Here is the code where I try to use pselect:
waitClient()
{
fd_set readers;
fd_set writers;
fd_set exceptions;
struct timespec ts;
// Loop until we get a sigterm to shutdown
while(getSigTERM() == false)
{
FD_ZERO(&readers);
FD_ZERO(&writers);
FD_ZERO(&exceptions);
FD_SET(fileno(stdin), &readers);
FD_SET(fileno(stdout), &writers);
FD_SET(fileno(stderr), &writers);
FD_SET(getServerSocket()->getSocketId(), &readers);
//FD_SET(getServerSocket()->getSocketId(), &writers);
memset(&ts, 0, sizeof(struct timespec));
pret = pselect(FD_SETSIZE, &readers, &writers, &exceptions, &ts, &mSignalMask);
// Here pselect always returns with 2. What does this mean?
cout << "pselect returned..." << pret << endl;
cout.flush();
}
}
So what I want to know is how to wait with pselect until an event is received, because currently pselect always returns immediately with a value 2. I tried to set the timeout to NULL but that doesn't change anything.
The returnvalue of pselect (if positive) is the filedescriptor that caused the event?

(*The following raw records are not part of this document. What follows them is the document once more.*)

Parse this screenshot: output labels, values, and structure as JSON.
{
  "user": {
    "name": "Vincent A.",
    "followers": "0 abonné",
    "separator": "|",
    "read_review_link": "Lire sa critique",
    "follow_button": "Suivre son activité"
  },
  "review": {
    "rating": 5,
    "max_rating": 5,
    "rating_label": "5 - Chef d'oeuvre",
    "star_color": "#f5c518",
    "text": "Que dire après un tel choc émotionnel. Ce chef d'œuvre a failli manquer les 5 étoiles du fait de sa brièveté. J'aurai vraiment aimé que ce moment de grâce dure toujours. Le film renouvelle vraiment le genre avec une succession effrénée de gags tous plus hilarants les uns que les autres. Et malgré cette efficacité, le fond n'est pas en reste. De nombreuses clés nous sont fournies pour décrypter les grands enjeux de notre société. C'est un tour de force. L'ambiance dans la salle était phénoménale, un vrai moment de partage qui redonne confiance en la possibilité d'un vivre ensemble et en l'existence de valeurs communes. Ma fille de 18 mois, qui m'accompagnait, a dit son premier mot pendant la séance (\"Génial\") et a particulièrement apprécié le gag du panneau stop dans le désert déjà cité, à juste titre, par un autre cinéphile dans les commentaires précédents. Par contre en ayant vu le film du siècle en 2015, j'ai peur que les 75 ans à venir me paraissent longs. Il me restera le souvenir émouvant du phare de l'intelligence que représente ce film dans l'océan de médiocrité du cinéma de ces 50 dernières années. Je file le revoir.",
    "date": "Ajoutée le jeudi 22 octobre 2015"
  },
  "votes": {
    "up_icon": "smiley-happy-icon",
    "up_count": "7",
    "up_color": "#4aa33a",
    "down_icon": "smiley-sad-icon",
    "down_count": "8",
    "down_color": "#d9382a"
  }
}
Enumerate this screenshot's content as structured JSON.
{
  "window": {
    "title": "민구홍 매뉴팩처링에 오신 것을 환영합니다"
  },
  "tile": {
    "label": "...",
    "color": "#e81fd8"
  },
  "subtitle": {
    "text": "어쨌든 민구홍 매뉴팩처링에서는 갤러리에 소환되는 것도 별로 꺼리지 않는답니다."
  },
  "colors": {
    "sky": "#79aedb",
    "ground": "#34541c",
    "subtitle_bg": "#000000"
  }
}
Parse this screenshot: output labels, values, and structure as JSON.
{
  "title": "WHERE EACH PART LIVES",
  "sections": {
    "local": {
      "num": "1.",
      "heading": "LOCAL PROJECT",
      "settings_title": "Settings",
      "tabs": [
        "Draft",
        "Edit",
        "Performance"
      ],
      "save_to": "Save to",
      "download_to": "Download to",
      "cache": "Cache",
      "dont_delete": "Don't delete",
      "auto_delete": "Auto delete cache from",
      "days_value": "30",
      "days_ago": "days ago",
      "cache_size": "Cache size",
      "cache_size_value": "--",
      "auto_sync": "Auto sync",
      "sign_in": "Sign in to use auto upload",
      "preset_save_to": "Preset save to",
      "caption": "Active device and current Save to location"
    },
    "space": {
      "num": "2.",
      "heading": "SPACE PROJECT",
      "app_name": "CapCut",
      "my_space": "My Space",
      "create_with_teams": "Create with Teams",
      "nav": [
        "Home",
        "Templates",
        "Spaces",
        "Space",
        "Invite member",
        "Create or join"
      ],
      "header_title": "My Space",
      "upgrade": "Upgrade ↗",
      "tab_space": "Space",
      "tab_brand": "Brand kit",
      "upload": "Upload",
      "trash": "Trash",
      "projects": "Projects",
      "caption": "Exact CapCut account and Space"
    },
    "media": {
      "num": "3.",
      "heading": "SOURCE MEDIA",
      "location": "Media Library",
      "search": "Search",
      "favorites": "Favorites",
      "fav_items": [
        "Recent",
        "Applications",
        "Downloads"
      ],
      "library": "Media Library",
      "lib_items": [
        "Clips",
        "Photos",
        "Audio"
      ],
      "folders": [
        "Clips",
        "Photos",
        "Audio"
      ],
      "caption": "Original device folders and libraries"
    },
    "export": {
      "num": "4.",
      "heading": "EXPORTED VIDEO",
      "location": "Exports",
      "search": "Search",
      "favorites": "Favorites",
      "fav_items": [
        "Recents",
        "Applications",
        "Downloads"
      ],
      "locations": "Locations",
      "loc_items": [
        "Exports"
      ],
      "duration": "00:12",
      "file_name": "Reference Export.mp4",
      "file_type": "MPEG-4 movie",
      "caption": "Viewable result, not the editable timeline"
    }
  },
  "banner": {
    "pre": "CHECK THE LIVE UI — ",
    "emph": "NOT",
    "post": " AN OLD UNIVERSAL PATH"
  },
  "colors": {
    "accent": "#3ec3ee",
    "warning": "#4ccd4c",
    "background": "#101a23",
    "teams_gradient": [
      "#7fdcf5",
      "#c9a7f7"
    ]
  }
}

I'm using fork() to create new prozesses (not implemented yet) I know that I have to wait() on them. Can I wait on them as well? I suppose I need to chatch the signal SIGCHILD, so how would I use that? wait() on the child would also block, or can I just do a peek and then continue with pselect, otherwise I have to concurrent blocking waits.
It returns immediately because the file descriptors in the writers set are ready. The standard output streams will almost always be ready for writing.
And if you check a select manual page you will see that the return value is either -1 on error, 0 on timeout, and a positive number telling you the number of file descriptors that are ready.

Problem: recvmsg(pfd[0], &message, MSG_WAITALL) always returns -1 instead of being blocked?

I'm making a server which spawn a child upon connection (using fork), and use pipe to send another socket to this child when there is another connection comming in. The idea is to let the child process manage two connections in a 2-player network game mode.
IPC pipe variable between parent and child is pfd[2].
Basically, in the child process, I do recvmsg(pfd[0], &message, MSG_WAITALL) to wait for the 2nd socket to be passed from the parent.
However, recvmsg is never blocked, and always gets returned -1.
I've already set pfd[0] to BLOCKINg as follows:
// set to blocking pipe
int oldfl;
oldfl = fcntl(pfd[0], F_GETFL);
if (oldfl == -1) {
perror("fcntl F_GETFL");
exit(1);
}
fcntl(pfd[0], F_SETFL, oldfl & ~O_NONBLOCK);
How can I make the child to be blocked at recvmsg?
Thanks a million for any hint.
recvmsg() does not work for pipes, rather for sockets only. When recvmsg() returns -1 you should check errno value, it is probably EBADF.
You can use unix sockets instead of pipe to pass file descriptors between processes.